Since secondary data were obtained retrospectively from the TB registration log books, it was not possible to identify all factors that could influence the patient’s treatment outcomes.

Conclusion and Recommendation

The overall treatment success rate was 89.0%, which was lower than the global milestone target of > 90% set for 2025, and the prevalence of TB-HIV coinfection was 16.5%. In this study being HIV-positive, and being on second-line anti-TB treatment was associated with poor treatment outcomes while being sputum-positive, and having ETB were associated independently with successful TB treatment outcomes. Increased HIV prevention and health education activities are critical for improving TB patients’ treatment outcomes. In addition, more prospective studies are required to identify other predictors of TB patient treatment success.

Abbreviations

AOR, Adjusted Odds Ratio; CI, Confidence Intervals; COR, Crude Odds Ratio; ETB, Extra-Pulmonary TB; HIV, Human Immunodeficiency Virus; MDR-TB, Multi-Drug Resistant Tuberculosis, MTB, Mycobacterium Tuberculosis; PTB, Pulmonary TB; TB, Tuberculosis; WHO, World Health Organization.

Data Sharing Statement

The datasets used and/or analyzed during the current study are included in the manuscript.

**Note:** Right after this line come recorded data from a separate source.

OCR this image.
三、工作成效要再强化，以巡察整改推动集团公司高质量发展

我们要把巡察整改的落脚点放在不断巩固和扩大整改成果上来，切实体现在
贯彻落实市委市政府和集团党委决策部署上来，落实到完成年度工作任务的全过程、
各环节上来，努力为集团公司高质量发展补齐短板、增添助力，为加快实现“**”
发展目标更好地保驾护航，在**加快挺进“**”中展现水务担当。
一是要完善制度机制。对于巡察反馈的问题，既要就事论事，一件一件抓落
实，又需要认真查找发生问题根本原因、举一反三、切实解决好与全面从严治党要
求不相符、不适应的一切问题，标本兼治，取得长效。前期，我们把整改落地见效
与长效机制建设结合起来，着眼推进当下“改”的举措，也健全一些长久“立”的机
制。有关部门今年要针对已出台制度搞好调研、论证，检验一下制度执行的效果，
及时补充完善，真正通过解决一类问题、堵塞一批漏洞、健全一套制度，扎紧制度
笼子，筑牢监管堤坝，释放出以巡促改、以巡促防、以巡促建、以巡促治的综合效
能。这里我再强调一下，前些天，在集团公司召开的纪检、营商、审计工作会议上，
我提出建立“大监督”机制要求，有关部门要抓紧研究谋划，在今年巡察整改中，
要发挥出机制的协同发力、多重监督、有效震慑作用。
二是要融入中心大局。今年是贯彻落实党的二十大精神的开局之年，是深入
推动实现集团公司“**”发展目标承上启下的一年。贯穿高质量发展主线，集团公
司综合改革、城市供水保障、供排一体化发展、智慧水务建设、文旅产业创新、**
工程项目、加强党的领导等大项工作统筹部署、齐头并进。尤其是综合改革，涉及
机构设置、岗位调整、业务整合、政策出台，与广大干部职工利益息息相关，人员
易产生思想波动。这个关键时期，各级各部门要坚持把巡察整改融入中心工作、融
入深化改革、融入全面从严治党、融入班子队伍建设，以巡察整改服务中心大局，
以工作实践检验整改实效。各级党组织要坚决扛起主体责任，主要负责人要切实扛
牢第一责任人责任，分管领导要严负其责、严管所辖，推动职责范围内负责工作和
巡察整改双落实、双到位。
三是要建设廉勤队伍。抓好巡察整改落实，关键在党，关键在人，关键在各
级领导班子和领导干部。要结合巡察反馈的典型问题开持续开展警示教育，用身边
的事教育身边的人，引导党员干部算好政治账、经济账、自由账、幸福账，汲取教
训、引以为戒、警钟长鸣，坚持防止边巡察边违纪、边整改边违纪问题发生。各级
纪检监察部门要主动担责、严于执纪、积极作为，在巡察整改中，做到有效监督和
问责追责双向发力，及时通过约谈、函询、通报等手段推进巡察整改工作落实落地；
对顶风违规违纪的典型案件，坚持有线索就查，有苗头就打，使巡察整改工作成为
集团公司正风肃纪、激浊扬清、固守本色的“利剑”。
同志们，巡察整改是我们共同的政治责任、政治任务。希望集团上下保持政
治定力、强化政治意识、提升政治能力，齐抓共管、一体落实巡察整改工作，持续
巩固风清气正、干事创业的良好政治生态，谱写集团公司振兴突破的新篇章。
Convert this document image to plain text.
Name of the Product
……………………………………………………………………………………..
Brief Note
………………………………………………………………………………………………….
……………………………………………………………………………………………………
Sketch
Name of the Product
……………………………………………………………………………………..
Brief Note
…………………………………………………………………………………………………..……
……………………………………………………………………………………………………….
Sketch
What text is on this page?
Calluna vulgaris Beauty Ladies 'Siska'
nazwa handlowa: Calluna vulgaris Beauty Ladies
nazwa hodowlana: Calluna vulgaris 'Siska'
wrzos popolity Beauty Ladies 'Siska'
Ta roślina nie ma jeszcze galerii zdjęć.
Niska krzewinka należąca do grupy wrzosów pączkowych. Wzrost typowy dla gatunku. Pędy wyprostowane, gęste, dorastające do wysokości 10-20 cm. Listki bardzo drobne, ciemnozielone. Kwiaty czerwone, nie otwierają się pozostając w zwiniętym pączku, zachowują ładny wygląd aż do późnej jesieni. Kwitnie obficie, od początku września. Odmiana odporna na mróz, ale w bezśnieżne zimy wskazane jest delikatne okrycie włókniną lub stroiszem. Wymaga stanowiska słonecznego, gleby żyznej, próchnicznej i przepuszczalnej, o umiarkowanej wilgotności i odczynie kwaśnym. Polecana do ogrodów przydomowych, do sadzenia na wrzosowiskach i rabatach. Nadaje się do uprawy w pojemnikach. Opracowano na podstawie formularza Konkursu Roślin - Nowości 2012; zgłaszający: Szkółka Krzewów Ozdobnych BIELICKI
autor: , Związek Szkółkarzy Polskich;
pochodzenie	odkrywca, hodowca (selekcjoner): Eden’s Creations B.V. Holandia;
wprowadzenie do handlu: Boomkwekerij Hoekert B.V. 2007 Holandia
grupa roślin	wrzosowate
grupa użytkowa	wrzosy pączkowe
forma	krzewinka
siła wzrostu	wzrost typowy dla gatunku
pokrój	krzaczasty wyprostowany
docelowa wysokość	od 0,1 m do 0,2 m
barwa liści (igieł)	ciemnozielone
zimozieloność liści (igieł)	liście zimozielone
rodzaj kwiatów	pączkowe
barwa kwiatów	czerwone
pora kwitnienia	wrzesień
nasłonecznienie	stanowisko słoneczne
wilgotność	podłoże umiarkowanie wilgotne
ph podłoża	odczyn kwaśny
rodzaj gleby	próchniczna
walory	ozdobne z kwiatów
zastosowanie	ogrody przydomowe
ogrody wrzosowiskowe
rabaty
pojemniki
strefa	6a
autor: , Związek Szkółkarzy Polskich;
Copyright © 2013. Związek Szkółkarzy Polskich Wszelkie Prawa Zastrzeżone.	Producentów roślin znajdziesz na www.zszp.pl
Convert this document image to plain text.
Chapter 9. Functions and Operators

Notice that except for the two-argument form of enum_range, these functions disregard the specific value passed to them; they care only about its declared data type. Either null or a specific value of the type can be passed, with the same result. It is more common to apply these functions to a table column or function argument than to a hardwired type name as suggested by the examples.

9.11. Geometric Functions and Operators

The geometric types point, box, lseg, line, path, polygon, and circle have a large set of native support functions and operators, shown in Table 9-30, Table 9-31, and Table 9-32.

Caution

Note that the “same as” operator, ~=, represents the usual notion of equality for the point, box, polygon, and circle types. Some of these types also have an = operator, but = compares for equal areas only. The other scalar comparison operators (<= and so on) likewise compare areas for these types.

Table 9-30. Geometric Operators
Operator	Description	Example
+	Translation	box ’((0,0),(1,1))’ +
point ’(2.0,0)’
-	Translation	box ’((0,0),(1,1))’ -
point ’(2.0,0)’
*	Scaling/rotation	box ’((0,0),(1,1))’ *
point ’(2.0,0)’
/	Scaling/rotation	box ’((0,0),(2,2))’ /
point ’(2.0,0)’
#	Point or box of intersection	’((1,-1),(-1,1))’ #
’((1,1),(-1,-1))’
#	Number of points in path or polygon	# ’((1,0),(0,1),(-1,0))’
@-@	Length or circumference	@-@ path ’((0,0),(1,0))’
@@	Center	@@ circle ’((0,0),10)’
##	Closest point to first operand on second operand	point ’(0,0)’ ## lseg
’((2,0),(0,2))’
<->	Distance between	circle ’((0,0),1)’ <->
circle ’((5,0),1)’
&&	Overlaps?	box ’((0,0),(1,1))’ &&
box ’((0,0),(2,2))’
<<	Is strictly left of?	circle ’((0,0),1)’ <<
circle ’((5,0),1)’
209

Ethics Approval and Consent to Participate

The ethical clearance letter was obtained from the ethics and review committee of Medical Laboratory Science with reference number CHS/LAB/2315/2014, Debre Tabor University. A permission letter was obtained from each hospital to collect the data and conduct the study. The ethics and review committee approved that; informed consent was not applicable due to the retrospective nature of the study. All data were kept confidential and used only for the intended purpose. The study was also conducted as per the Helsinki Declaration.

Acknowledgment

The authors acknowledge those health professionals working at TB treatment clinics in each hospital.

Disclosure

The authors declare that they have no competing interests.